I – Consoante o decidido pelo Plenário desta Corte na sessão realizada em 9.3.2016, o regime recursal será determinado pela data da publicação do provimento jurisdicional impugnado. In casu, aplica-se o Código de Processo Civil de 2015.
II – A Corte de origem efetuou detida análise das teses alusivas à competência regulatória da Agência Nacional de Transportes Aquaviários – ANTAQ, à não inclusão da Terminal Handling Charge 2 – THC2 no conceito de Box Rate, à suscitada aplicabilidade da jurisprudência consolidada pelo tribunal a quo e à apontada ausência de elementos de convicção a subsidiar as conclusões alcançadas, não havendo, quanto ao ponto, ofensa aos arts. 489, § 1º, I, II, III, IV e VI, e 1.022, caput, I e II, e parágrafo único, II, do CPC/2015.
III – A falta de enfrentamento da questão atinente à prolação de decisão extra petita, a despeito da oposição de Embargos de Declaração, impede o acesso à instância especial, porquanto não preenchido o requisito constitucional do prequestionamento, nos termos da Súmula n. 211/STJ.

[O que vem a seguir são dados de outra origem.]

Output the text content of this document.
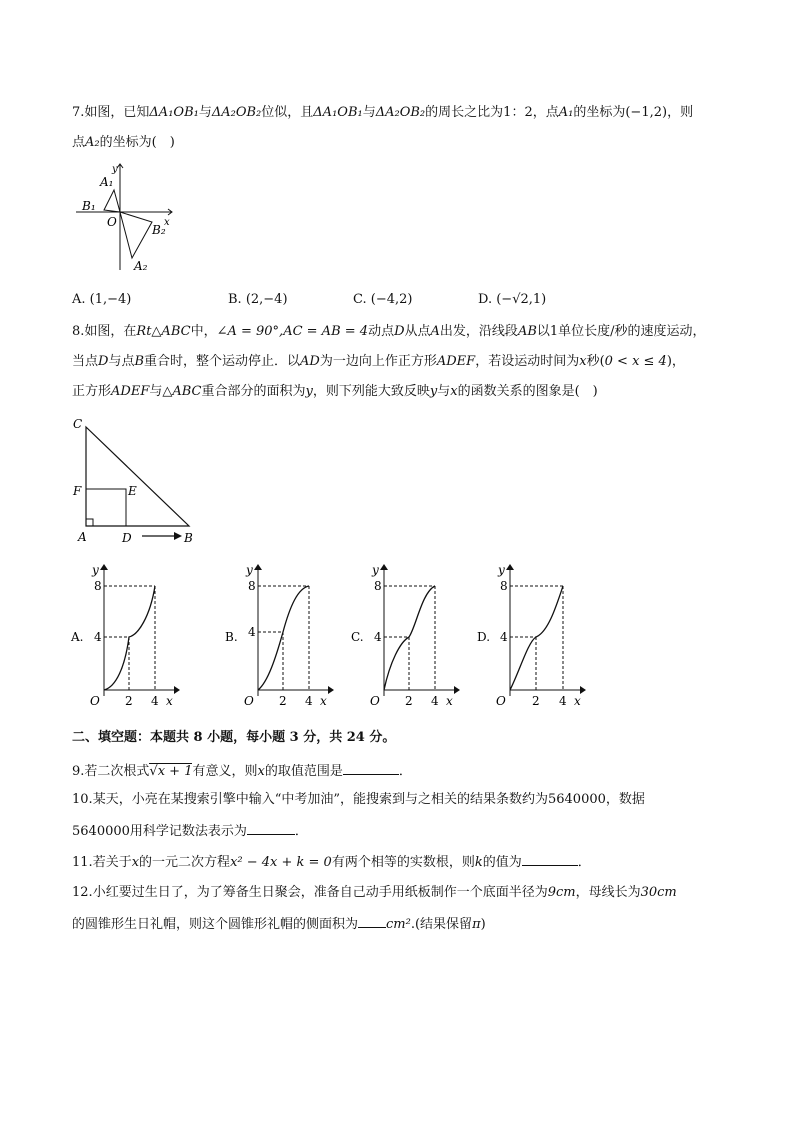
7.如图，已知ΔA₁OB₁与ΔA₂OB₂位似，且ΔA₁OB₁与ΔA₂OB₂的周长之比为1：2，点A₁的坐标为(−1,2)，则
点A₂的坐标为(　)
A₁
B₁
O
B₂
A₂
x
y
A. (1,−4)	B. (2,−4)	C. (−4,2)	D. (−√2,1)
8.如图，在Rt△ABC中，∠A = 90°,AC = AB = 4动点D从点A出发，沿线段AB以1单位长度/秒的速度运动，
当点D与点B重合时，整个运动停止．以AD为一边向上作正方形ADEF，若设运动时间为x秒(0 < x ≤ 4)，
正方形ADEF与△ABC重合部分的面积为y，则下列能大致反映y与x的函数关系的图象是(　)
C
F	E
A	D	B
A.
8
4
2 4
O	x
y
B.
8
4
2 4
O	x
y
C.
8
4
2 4
O	x
y
D.
8
4
2 4
O	x
y
二、填空题：本题共 8 小题，每小题 3 分，共 24 分。
9.若二次根式√x + 1有意义，则x的取值范围是	．
10.某天，小亮在某搜索引擎中输入“中考加油”，能搜索到与之相关的结果条数约为5640000，数据
5640000用科学记数法表示为	．
11.若关于x的一元二次方程x² − 4x + k = 0有两个相等的实数根，则k的值为	．
12.小红要过生日了，为了筹备生日聚会，准备自己动手用纸板制作一个底面半径为9cm，母线长为30cm
的圆锥形生日礼帽，则这个圆锥形礼帽的侧面积为 cm².(结果保留π)
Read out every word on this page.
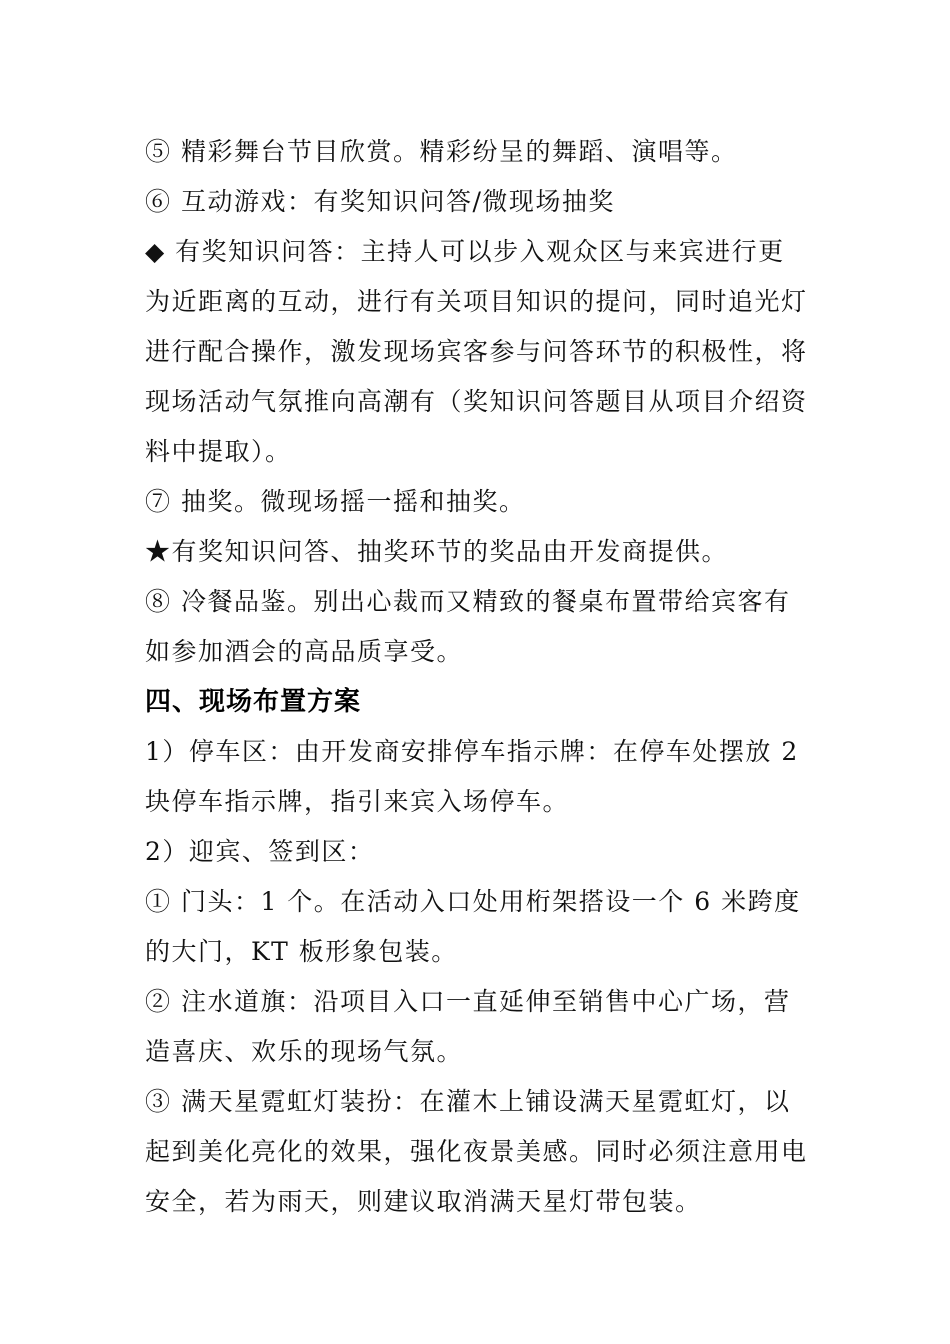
⑤ 精彩舞台节目欣赏。精彩纷呈的舞蹈、演唱等。

⑥ 互动游戏：有奖知识问答/微现场抽奖

◆ 有奖知识问答：主持人可以步入观众区与来宾进行更为近距离的互动，进行有关项目知识的提问，同时追光灯进行配合操作，激发现场宾客参与问答环节的积极性，将现场活动气氛推向高潮有（奖知识问答题目从项目介绍资料中提取）。

⑦ 抽奖。微现场摇一摇和抽奖。

★有奖知识问答、抽奖环节的奖品由开发商提供。

⑧ 冷餐品鉴。别出心裁而又精致的餐桌布置带给宾客有如参加酒会的高品质享受。

四、现场布置方案

1）停车区：由开发商安排停车指示牌：在停车处摆放 2 块停车指示牌，指引来宾入场停车。

2）迎宾、签到区：

① 门头：1 个。在活动入口处用桁架搭设一个 6 米跨度的大门，KT 板形象包装。

② 注水道旗：沿项目入口一直延伸至销售中心广场，营造喜庆、欢乐的现场气氛。

③ 满天星霓虹灯装扮：在灌木上铺设满天星霓虹灯，以起到美化亮化的效果，强化夜景美感。同时必须注意用电安全，若为雨天，则建议取消满天星灯带包装。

IV – Inviável conhecer da alegação de cerceamento de defesa, pois a parte postulou pelo julgamento antecipado da lide e não pleiteou a produção de provas a tempo e modo, operando-se, por conseguinte, a preclusão lógica. Precedentes.
V – Não há violação à res judicata quando, a par de ausente trânsito em julgado e pendente exame de recurso interposto no processo apontado como paradigma, a questão incidental discutida em demanda pretérita não era imprescindível à solução da controvérsia.
Inteligência dos arts. 502 e 503 do CPC/2015.
VI – A preclusão de pronunciamentos judiciais submetidos a juízo perfunctório quanto à presença dos requisitos necessários ao deferimento da tutela antecipada não impede o estabelecimento de diretriz hermenêutica diversa quando da apreciação dos pedidos formulados na petição inicial mediante cognição exauriente.
VII – Conquanto os arts. 12, VII, 20, II, b, e 27, IV e XXX, da Lei n. 10.233/2001 confiram à ANTAQ, além de competências normativas e regulatórias voltadas a conformar a atuação dos agentes econômicos a práticas que estimulem a concorrência, atribuições para reprimir ações e fatos caracterizadores de competição imperfeita ou infrações à ordem econômica, tais disposições não significam a outorga de isenções antitruste aos setores de transporte aquaviário e de exploração de infraestrutura portuária, sendo viável, por conseguinte, controle dos atos infralegais editados pela respectiva autarquia com base em critérios concorrenciais.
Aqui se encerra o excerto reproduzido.